Mal wieder zeigt sich, dass die bürgerliche Küche der Zeit vor dem Ersten Weltkrieg sehr viefältig war – wie auch der Auszug der Menüvorschläge bestätigt.

Warum aber der Titel Reform-Kochbuch? Was wird reformiert?

Reform war groß in Mode Ende des 19. Jahrhunderts. Laut Meyers Konversationslexikon gab es Reformbetten, Reformkleidung, Reformschulen u.s.w. Auf den ersten Blick finde ich in diesem Kochbuch kaum Belege, dass Haslinger eine glühende Verfechterin der Reformküche war. Fleisch nimmt eine zentrale Rolle in ihren Rezepten und Menüs ein. Aber ein Vegetarier Diner bezeugt, dass sie die zeitgenössische Diskussion um fleischlose Ernährung zur Kenntnis genommen hat:

Grüne Erbsensuppe mit Reisklößchen
Spargeln, Omelette und Salat
Blumenkohl mit Eiersauce
Eingemachte Früchte
Vanille-Creme mit Himbeer-Sauce
Frisches Obst
Käse, Pumpernickel und Graham-Brot

Auf den zweiten Blick sehe ich dann, dass die Autorin durchaus die Küche reformieren will. Aber anders als erwartet habe.
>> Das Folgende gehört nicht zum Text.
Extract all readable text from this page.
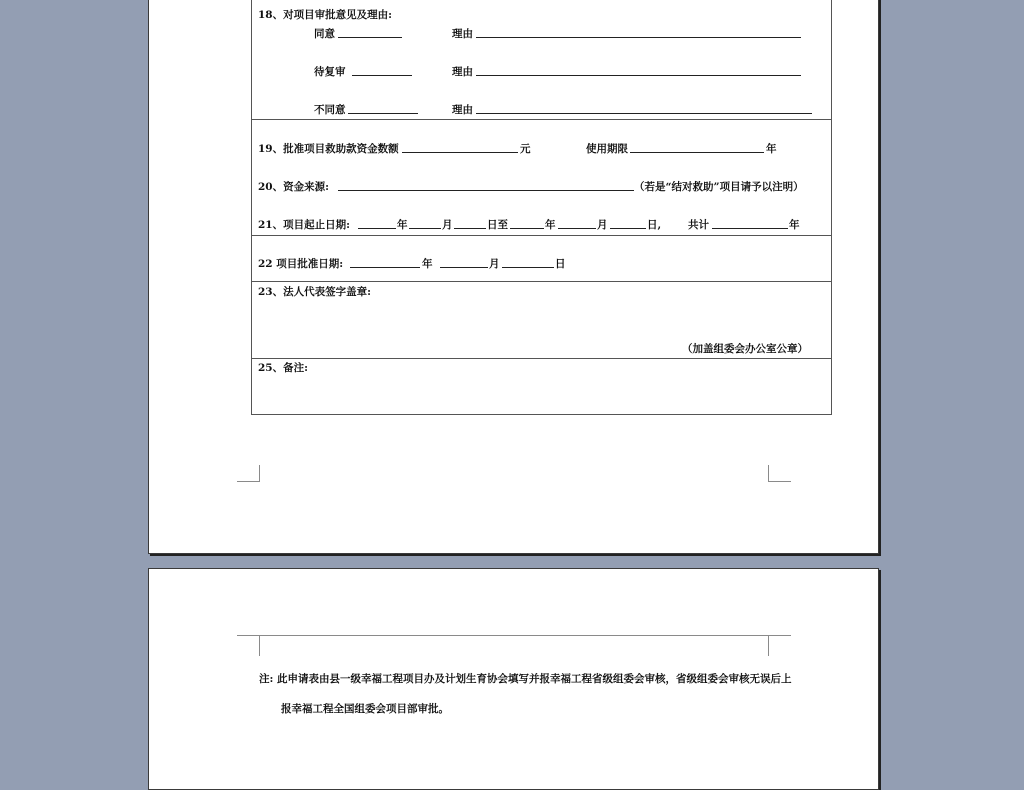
18、对项目审批意见及理由:
同意	理由
待复审	理由
不同意	理由
19、批准项目救助款资金数额	元	使用期限	年
20、资金来源:	（若是“结对救助”项目请予以注明）
21、项目起止日期:	年	月	日至	年	月	日,	共计	年
22 项目批准日期:	年	月	日
23、法人代表签字盖章:
（加盖组委会办公室公章）
25、备注:
注: 此申请表由县一级幸福工程项目办及计划生育协会填写并报幸福工程省级组委会审核，省级组委会审核无误后上
报幸福工程全国组委会项目部审批。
Sie will sie feiner und leichter machen, wie die Einleitung zu ihrem Gemüsekapitel zeigt:
Wie viel Mühe hat der Gärtner und wie strengt sich die liebe Sonne an, das ganze Pflänzchen zur Reife zu bringen und dann kommt es in die Küche und wird mißhandelt, ohne daß es sich wehren kann.
Abgekocht und seines besten Saftes beraubt, in einem dicken Mehlbrei jämmerlich erstickt, gezuckert, wo es nach Salz lechzt, mit Essig geträngt, wenn es nur ein wenig Bouillon möchte, und was dererlei Missethaten mehr sind, für die es sich dann grausam rächt und schlecht, oder nach gar nichts schmeckt.

Das nenne ich eine Ansage in einem deutschen bürgerlichen Kochbuch des ausgehenden 19. Jahrhunderts.
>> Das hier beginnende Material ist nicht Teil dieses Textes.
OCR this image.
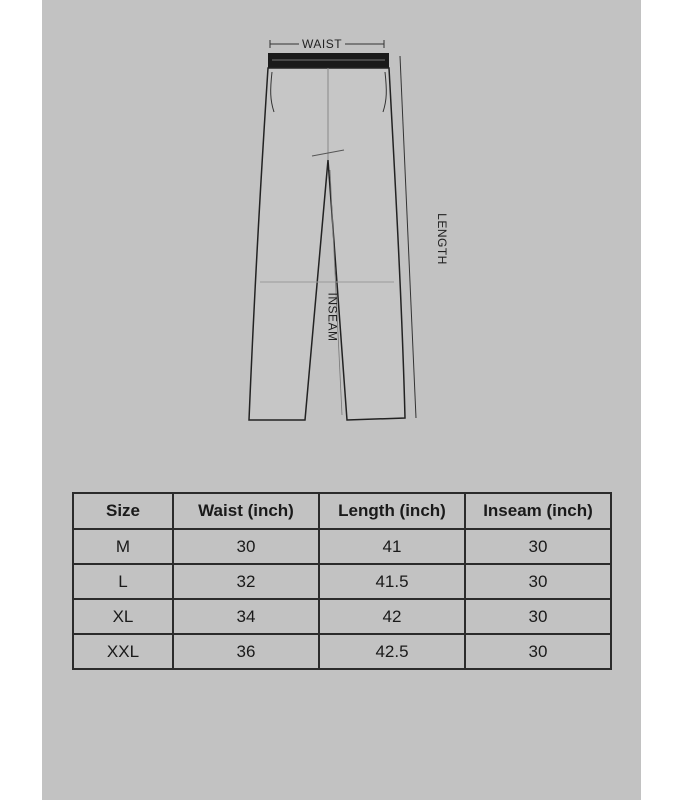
WAIST
LENGTH
INSEAM
Size	Waist (inch)	Length (inch)	Inseam (inch)
M	30	41	30
L	32	41.5	30
XL	34	42	30
XXL	36	42.5	30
Das Kochbuch ist wunderbar erhalten. Die einzigen deutlichen Gebrauchsspuren sind von Kinderhand: Tintenflecken auf dem Umschlag und Kritzeleien auf den Menüseiten (wie man sehen konnte). Im Übrigen macht das Kochbuch selber einen schier unbenutzten Eindruck. Dafür finde ich einlegte Blätter am Ende des Buches. Ein aus einer Zeitung ausgeschnittenes Rezept mit der Meldung einer Luftschifflandung auf der Rückseite. Sie dient mir zur Datierung der Verwendung des Kochbuchs: Am 15. November 1924 landete das Luftschiff Zeppelin LZ 126 in New York.
Auch die kläglichen Reste eines Kochbuchs von Dr. Oetker finde im eingelegt. Schon vor 100 Jahren riet das kleine Kochbuch der Hausfrau, Zutaten aus der hauseigenen Bielefelder Produktion zu verwenden: Vanillinzucker, Zitronen-Essenz, Milcheiweiß-Pulver und Backin braucht man neben Butter, Zucker, Mehl und Milch für den einfachen Napfkuchen.

Mein Resüme: Ein schönes Kochbuch mit qualitätvollen Rezepten und die Erkenntnis: Das Thema Kochbücher erzählen Kolonialgeschichte(n) bringt noch viel Überraschungen!


P.S. Die Pick-nick-Arrangements suche ich weiterhin – bisher vergeblich.